Tweaking Ranking Factors in the Course Detective Custom Search Engine

This is a note-to-self as much as anything, relating to the Course Detective custom search engine that searches over UK HE course prospectus web pages about the extent to which we might be able to use data such as the student satisfaction survey results (as made available via Unistats) to boost search results around particular subjects in line with student satisfaction ratings, or employment prospects, for particular universities?
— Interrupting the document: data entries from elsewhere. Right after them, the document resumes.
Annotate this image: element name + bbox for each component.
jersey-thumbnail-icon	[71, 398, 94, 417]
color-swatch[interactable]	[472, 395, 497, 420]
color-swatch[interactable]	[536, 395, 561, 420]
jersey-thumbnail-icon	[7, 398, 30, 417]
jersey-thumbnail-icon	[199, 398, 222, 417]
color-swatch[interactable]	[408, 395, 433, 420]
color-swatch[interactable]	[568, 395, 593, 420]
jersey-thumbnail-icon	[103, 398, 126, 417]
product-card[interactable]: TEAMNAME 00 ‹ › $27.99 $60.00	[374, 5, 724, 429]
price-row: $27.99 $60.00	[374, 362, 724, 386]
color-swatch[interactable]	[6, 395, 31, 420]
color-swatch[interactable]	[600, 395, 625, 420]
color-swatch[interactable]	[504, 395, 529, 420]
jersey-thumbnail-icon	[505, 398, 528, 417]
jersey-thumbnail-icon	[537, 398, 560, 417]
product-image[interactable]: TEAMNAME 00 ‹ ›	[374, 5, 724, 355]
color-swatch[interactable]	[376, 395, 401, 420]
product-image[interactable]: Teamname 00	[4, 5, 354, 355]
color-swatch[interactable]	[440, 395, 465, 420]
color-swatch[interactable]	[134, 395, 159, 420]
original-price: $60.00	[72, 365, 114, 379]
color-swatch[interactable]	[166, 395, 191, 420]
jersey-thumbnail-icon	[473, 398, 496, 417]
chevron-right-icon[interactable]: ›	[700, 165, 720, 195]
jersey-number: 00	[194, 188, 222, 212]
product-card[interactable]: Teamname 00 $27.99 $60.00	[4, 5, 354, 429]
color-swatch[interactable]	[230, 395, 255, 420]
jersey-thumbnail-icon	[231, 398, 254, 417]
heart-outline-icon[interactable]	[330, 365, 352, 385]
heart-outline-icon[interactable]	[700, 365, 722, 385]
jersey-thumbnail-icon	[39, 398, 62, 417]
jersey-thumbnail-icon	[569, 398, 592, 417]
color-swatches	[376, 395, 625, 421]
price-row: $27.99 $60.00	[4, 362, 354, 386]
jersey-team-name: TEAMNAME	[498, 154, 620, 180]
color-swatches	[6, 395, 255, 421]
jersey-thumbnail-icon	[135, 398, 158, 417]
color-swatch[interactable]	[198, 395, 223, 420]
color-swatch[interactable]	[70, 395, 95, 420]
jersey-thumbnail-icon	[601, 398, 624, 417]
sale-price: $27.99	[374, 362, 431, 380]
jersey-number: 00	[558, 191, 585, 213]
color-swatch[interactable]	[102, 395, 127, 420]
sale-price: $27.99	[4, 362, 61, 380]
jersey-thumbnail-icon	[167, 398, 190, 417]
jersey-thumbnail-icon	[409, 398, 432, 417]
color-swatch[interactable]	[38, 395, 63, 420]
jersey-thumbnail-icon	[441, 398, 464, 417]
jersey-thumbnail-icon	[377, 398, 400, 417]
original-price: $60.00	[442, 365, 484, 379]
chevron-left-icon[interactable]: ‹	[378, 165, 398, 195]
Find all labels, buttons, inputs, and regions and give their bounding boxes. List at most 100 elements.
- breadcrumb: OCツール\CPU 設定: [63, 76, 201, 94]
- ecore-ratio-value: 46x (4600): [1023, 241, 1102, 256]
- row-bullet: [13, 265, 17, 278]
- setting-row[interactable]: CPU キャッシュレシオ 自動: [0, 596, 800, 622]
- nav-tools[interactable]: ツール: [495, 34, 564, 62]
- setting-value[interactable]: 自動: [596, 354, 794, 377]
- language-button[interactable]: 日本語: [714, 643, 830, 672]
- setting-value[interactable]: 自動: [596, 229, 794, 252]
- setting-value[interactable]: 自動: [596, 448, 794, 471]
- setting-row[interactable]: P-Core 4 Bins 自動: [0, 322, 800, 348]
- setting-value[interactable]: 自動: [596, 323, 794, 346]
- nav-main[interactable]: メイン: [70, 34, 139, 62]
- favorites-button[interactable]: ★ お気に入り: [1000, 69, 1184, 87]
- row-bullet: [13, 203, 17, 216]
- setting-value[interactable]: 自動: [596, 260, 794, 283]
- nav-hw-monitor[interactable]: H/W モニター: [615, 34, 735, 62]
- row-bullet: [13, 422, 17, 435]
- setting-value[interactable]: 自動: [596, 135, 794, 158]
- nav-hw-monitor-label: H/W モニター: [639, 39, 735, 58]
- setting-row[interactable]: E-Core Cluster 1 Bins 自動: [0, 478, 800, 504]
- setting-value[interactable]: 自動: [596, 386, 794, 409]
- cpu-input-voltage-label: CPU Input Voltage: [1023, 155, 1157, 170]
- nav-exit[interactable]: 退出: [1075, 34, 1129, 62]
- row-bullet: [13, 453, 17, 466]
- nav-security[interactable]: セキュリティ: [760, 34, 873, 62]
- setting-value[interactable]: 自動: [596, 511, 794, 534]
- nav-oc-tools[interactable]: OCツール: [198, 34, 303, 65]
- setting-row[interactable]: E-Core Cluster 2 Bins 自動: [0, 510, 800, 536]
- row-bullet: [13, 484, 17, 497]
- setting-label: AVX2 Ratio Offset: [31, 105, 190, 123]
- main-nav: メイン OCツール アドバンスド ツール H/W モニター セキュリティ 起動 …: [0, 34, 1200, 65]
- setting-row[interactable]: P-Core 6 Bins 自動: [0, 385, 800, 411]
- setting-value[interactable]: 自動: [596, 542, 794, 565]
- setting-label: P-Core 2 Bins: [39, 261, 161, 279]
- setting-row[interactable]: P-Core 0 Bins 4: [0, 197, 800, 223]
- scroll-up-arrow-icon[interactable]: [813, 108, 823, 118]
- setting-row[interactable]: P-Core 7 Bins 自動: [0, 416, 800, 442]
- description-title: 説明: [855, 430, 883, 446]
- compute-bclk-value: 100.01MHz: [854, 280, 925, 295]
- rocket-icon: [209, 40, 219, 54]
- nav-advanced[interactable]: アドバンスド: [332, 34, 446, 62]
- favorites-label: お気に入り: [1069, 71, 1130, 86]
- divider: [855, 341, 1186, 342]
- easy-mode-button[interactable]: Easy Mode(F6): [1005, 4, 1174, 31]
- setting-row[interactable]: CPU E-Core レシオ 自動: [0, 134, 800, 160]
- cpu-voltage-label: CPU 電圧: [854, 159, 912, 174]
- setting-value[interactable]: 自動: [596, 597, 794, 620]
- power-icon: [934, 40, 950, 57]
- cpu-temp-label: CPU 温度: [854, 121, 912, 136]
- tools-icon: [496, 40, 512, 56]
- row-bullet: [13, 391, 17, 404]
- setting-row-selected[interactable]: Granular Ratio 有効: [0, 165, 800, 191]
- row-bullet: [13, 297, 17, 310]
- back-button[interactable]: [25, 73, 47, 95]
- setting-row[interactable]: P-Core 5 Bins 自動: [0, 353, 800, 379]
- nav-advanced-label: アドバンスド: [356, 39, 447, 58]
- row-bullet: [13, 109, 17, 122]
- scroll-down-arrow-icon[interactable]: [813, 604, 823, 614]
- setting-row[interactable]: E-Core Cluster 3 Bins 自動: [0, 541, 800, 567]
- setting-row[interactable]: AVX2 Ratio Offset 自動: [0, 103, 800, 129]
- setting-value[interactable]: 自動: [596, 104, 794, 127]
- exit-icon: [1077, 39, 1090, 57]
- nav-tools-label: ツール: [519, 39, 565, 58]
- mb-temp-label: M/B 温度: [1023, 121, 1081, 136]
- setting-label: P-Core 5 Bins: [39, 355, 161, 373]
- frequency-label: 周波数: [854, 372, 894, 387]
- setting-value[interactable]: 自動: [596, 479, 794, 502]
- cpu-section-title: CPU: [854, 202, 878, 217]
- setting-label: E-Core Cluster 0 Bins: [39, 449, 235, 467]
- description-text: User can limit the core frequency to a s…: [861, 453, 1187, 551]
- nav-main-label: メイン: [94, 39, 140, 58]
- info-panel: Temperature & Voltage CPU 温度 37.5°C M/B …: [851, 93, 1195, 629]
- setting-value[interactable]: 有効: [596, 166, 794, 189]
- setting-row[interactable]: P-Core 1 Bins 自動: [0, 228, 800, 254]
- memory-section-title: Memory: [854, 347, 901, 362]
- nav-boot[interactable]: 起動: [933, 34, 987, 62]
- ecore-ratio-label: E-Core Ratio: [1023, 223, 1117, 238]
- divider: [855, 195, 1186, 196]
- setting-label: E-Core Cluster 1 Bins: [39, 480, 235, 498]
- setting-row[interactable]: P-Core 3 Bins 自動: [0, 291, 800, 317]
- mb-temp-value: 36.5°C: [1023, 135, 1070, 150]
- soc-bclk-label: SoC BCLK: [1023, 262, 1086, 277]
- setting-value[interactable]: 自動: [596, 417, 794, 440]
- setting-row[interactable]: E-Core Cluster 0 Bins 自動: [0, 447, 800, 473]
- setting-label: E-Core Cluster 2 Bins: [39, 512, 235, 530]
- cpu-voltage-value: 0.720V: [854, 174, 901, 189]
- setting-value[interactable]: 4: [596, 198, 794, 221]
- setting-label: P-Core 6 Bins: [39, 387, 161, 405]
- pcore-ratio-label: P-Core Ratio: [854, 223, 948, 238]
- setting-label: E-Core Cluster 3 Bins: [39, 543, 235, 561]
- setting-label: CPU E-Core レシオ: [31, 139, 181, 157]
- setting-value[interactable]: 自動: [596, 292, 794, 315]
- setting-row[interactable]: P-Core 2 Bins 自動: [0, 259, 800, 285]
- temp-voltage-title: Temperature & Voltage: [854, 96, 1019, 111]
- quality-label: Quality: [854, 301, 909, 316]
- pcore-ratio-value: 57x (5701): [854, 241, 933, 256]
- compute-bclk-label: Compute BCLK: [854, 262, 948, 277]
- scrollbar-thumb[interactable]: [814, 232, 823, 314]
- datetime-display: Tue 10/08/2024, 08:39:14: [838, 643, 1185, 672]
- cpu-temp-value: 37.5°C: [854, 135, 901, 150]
It’s possible to tweak rankings in Google CSEs in a variety of ways. On the one hand, we can BOOST (improve the ranking), FILTER (limit results to members of a given set) or ELIMINATE (exclude) sites appearing in the search results listing. In the simplest case, we assign a BOOST, FILTER or ELIMINATE weight to a label, and then apply labels to annotations so that they benefit from the corresponding customisation. We can further refine the effect of the modification by applying a score to each annotation. The product of score and weight values determines the overall ranking modification that is applied to each result for a label applied to an annotation.

So here’s what I’m thinking:

– define labels for things like achievement or satisfaction that apply a boost to a result;
– allow uses to apply a label to a search;
– for each university annotation (that is, the listing that identifies the path to the pages for a particular university’s online prospectus), add a label with a score modifier determined by the achievement or satisfaction value, for example, for that institution;
– for refinement labels that tweak search rankings within a particular subject area, define labels corresponding to those subject areas and apply score modifiers to each institution based on, for example, the satisfaction level with that subject area. (Note: I’m not sure if the same path can have several different annotations provided to it with different scores?

For example, an annotation file typically contains a fragment that looks like:

<Annotations>
  <Annotation about="webcast.berkeley.edu/*" score="1">
    <Label name="university_boost_highest"/>
    <Label name="lectures"/>
  </Annotation>

  <Annotation about="www.youtube.com/ucberkeley/*" score="1">
    <Label name="university_boost_highest"/>
    <Label name="videos_boost_mid"/>
    <Label name="lectures"/>
  </Annotation>
</Annotations>

I don’t know if this would work:

<Annotations>
  <Annotation about="example.com/prospectus/*" score="1">
    <Label name="chemistry"/>
  </Annotation>
<Annotations>
  <Annotation about="example.com/prospectus/*" score="0.5">
    <Label name="physics"/>
  </Annotation>
</Annotations>

That said, if the URLs are nicely structured, we might be able to do something like:

<Annotations>
  <Annotation about="example.com/prospectus/chemistry/*" score="1">
    <Label name="chemistry"/>
  </Annotation>
<Annotations>
  <Annotation about="example.com/prospectus/physics/*" score="0.5">
    <Label name="physics"/>
  </Annotation>
</Annotations>

albeit at the cost of having to do a lot more work in terms of identifying appropriate URI paths.

I also need to start thinking a bit more about how to apply refinements and ranking adjustments in course based CSEs.